Cult of Mitch remains glued to televisions in hopes of Season 5 premier

"Any minute now brothers!" promises local cult-leader Mitch Jones, holding tight to the hands of his fellow cultists Mitch Steward and Mitch Campbell. "Glorious leader assured us that the premier would be today, and if we are true to the path, he will show us favor". The cult has been glued to their television sets, since late last night when M.A. Larson tweeted that the season premier was set to begin at some time today.

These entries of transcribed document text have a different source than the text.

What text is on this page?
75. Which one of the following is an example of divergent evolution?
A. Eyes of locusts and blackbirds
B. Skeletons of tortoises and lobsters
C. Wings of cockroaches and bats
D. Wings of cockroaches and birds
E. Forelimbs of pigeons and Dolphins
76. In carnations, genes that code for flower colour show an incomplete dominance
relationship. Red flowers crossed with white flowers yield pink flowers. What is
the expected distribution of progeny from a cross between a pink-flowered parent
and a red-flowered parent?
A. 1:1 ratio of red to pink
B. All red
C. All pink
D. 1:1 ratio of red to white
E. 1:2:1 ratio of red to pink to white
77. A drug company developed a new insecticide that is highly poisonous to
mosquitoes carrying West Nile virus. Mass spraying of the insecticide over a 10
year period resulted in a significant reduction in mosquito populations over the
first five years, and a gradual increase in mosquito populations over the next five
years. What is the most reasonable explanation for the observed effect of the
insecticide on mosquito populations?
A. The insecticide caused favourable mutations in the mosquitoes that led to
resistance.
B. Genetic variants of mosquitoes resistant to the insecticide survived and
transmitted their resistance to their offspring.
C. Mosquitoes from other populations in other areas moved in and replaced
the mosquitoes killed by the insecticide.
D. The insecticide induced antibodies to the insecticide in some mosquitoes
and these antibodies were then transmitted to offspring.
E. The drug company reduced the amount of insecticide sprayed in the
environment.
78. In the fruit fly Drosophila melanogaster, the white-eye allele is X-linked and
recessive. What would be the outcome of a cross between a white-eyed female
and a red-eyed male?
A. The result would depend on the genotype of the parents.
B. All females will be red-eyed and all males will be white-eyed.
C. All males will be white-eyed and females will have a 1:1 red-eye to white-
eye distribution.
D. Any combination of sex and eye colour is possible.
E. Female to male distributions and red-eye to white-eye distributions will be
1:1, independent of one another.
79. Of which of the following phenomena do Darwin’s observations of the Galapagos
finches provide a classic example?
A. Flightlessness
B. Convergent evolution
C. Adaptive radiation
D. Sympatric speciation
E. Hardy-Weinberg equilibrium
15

Believing everything that "Glorious leader" Mitch Larson tweets at face-value, the cult has been reading passages from their holy book "Pennyroyal Academy" in preparation for their ascendance into the next season.

When asked why they do these things, the members, each took turns explaining "all the wonders" that the glorious leader has bestowed upon them.

"Glorious leader is the only true path to eternal life," said Mitch Johnson, checking Larson's twitter for the third time in the last 2 minutes, in search of new commandments from their messy-haired messiah. "Only he can grant the powers of alicorns".

"Glorious leader would never let us down" agrees Mitch Fredericks. "For it is he who grants wings to those who are worthy of being lifted up."

Left to right: Mitch,  Mitch,  Mitch,  Mitch,  Mitch,  Mitch,  Mitch,  Mitch,  Mitch,  Mitch,  Mitch,  Mitch,  Mitch,  Mitch,
  Mitch,  Mitch,  Mitch,  Mitch,  Mitch,  Mitch,  Mitch,  Mitch,  Mitch,  Mitch,  Mitch,  Mitch,  Mitch,  Mitch, and  Mitch.

In a sign of devotion, the members have each died their hair darker, and changed their names to Mitch. They have each purchased one copy of Pennyroyal Academy every time that Larson has used the phrase "buy my book" (nearly 8000 times at last estimate). They spend their days studying the many things that Larson has made canon and preparing for the "next coming", which the tweet indicates to be sometime within the next 10 hours or so.

The cult has also prepared a sacrament comprised of household bleach and their own tears, in the event that the premier does not actually occur today (as it will be a sign that the brotherhood is unworthy of the Editor's blessings).

At press time, local law enforcement have begun a raid on the cult compound, in an attempt to prevent "another Jonestown". M.A. Larson himself was too busy posting the phrase "buy my book" on every webpage to comment.

Comments (8)

  1. Booooooooriiiiiiing.

  2. >not knowing Jim "The One Man Holocaust" Miller

  3. Big Jim did the voice of Sombra.

  4. I thought Mitch's cult was all about crossdressing horses or something by the name of Kissy Sissy General

    1. No its about guys dressed in cheeta costumes and drunk-calling Peter New.